Winter has folded itself over the fields at Jazzy Rose Flowers. The colours have faded, the stems have bowed, and the growing season has long passed. But inside Lisa’s cottage, the spirit of summer still lingers.

I arrive midmorning. The air is still cold.  Lisa’s cottage is small, tucked at the end of a row of houses. As I step inside, it’s like crossing a threshold into another world - a world where flowers never truly die.

The air is warm and thick with the scent of candles. It’s the epitome of hygge. Flowers everywhere, all preserved in muted hues of gold, rose, and rust. This place is part home, part workshop, entirely alive with purpose.

Lisa greets me with a soft smile, her hands already in motion. She’s working at the kitchen counter, arranging dried blooms into a bouquet that feels like it’s been plucked from a memory. “Coffee?” she asks, already turning toward the kettle. It’s not a question, really.

Today, I’m here to explore a quieter side of our year-long project documenting Lisa’s world. Over the months, I have followed her through the changing seasons - out in the field, hands in the soil, boots caked in mud, pollen dusting her sleeves. But this visit is different.
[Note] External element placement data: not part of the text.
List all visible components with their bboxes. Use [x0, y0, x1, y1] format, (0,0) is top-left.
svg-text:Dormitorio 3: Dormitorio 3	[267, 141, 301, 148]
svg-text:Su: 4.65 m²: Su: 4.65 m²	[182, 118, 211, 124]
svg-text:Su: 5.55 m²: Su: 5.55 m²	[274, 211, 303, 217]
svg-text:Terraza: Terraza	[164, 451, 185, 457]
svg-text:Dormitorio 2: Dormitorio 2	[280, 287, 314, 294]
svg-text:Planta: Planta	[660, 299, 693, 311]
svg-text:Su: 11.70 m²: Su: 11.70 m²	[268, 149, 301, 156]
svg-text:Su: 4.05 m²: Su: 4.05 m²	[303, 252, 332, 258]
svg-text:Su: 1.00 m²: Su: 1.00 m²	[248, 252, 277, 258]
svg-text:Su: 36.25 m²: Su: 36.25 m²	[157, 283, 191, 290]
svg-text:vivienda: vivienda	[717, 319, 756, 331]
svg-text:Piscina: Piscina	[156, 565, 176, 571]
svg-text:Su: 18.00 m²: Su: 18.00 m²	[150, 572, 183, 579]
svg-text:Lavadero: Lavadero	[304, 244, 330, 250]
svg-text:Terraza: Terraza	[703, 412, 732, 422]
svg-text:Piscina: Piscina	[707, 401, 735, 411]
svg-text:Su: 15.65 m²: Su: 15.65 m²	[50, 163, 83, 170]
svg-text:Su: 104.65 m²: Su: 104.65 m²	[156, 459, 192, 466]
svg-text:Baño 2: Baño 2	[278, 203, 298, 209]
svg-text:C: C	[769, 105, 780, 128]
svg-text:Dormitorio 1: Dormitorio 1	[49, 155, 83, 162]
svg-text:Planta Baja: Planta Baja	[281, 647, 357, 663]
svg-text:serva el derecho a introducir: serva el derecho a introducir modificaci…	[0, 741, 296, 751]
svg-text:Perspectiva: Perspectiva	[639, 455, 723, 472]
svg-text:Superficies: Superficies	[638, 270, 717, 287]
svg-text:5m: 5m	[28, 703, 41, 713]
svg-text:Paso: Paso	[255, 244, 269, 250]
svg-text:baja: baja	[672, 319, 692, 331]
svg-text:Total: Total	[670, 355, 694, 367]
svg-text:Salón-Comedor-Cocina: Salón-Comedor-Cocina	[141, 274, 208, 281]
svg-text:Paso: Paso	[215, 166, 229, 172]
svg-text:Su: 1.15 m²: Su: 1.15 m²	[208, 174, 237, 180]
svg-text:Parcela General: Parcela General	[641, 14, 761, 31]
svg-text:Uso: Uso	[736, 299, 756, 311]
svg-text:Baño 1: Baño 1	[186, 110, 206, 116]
This is the home version of Lisa. The one behind the garden gate. No wheelbarrow, no wind-blown hair. Just a warm cottage filled with the scent of dried flowers and the steady rhythm of her craft. It’s a slower pace, more intimate—a glimpse into where the work comes to rest and where the beauty finds its second life.

“I like this time of year,” Lisa says, tying a bundle with natural twine. “Things slow down. I get to breathe, to reflect. It’s when I really see what the flowers become.” She lifts the bouquet and studies it, adjusting a stem by a fraction. “I never rush this part. It’s the final touch. The moment everything comes together.”

Every dried flower has a story - grown by hand, cut at just the right time, hung with care, and now given a second life. In Lisa’s hands, nothing is wasted. Every stem, every petal is honoured.

The crisp morning light streams through her windows. I take in her home and notice flowers everywhere, on every shelf, in every painting. Here, flowers aren’t just grown; they’re preserved, cherished, and shared. This isn’t just a craft; it’s a piece of her land, carried through the seasons. It’s a way of living with the land, not against it, a way of holding on to beauty long after the bloom is gone.